Worse, a leading figure at the Phuket office of the Road Safety Network revealed in late August that Phuket was officially the worst province in the country for deaths and injuries resulting from road accidents. (See story here.)
Alcohol is a key factor in road fatalities in Thailand, and WHO reported that drink driving was to blame for around 26 per cent of road deaths in Thailand.
In response, the chief of Phuket Police on Monday (Nov 2) warned all motorists that drink-driving laws will finally be more strictly enforced (see story here). Police will now stop any driver seen driving erratically and ask them to take a breathalyser test.
One has to question whether this will in fact stop someone from drink-driving, and whether the law will be applied consistently. Thailand has never enforced its drink-driving laws to any notable effect. Despite police checkpoints often being set up throughout the Kingdom, drinking and driving is still the norm.
It’s also accepted in Thailand that certain laws apply more to some than others.

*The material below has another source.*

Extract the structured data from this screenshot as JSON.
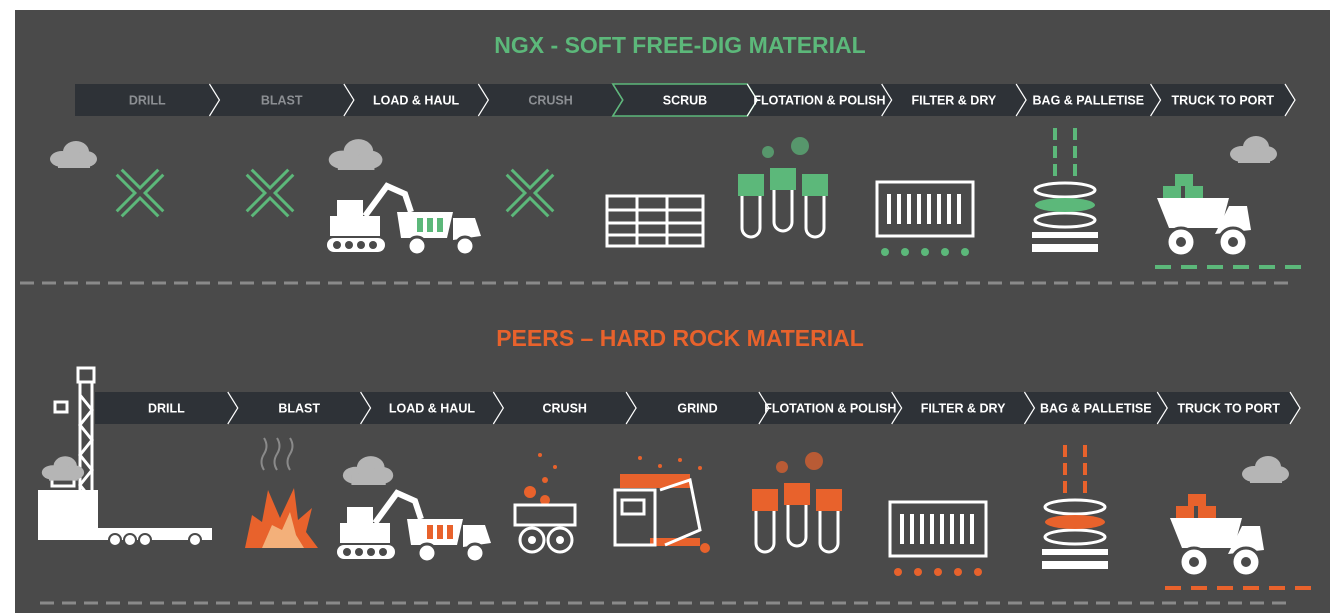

Two standout cases in recent memory include that of Red Bull heir Vorayuth Yoovidhaya in 2012, and model-cum-actress Anna Reese earlier this year – both who escaped detention after killing police officers in reckless driving incidents in which alcohol is widely suspected to have been involved.
These are just two examples of the many cases involving alcohol-related road accidents in which the law has been applied unevenly, if at all.
In most countries, however, drink-driving resulting in death – regardless of social stature of parties involved – is an act of crime, an act of manslaughter. Why drink-driving is considered to be normalised behaviour here is difficult to grasp.
We can only hope that these harsher laws on Phuket’s roads will act as a warning and make people think twice before driving home drunk, and more importantly, prevent more needless deaths.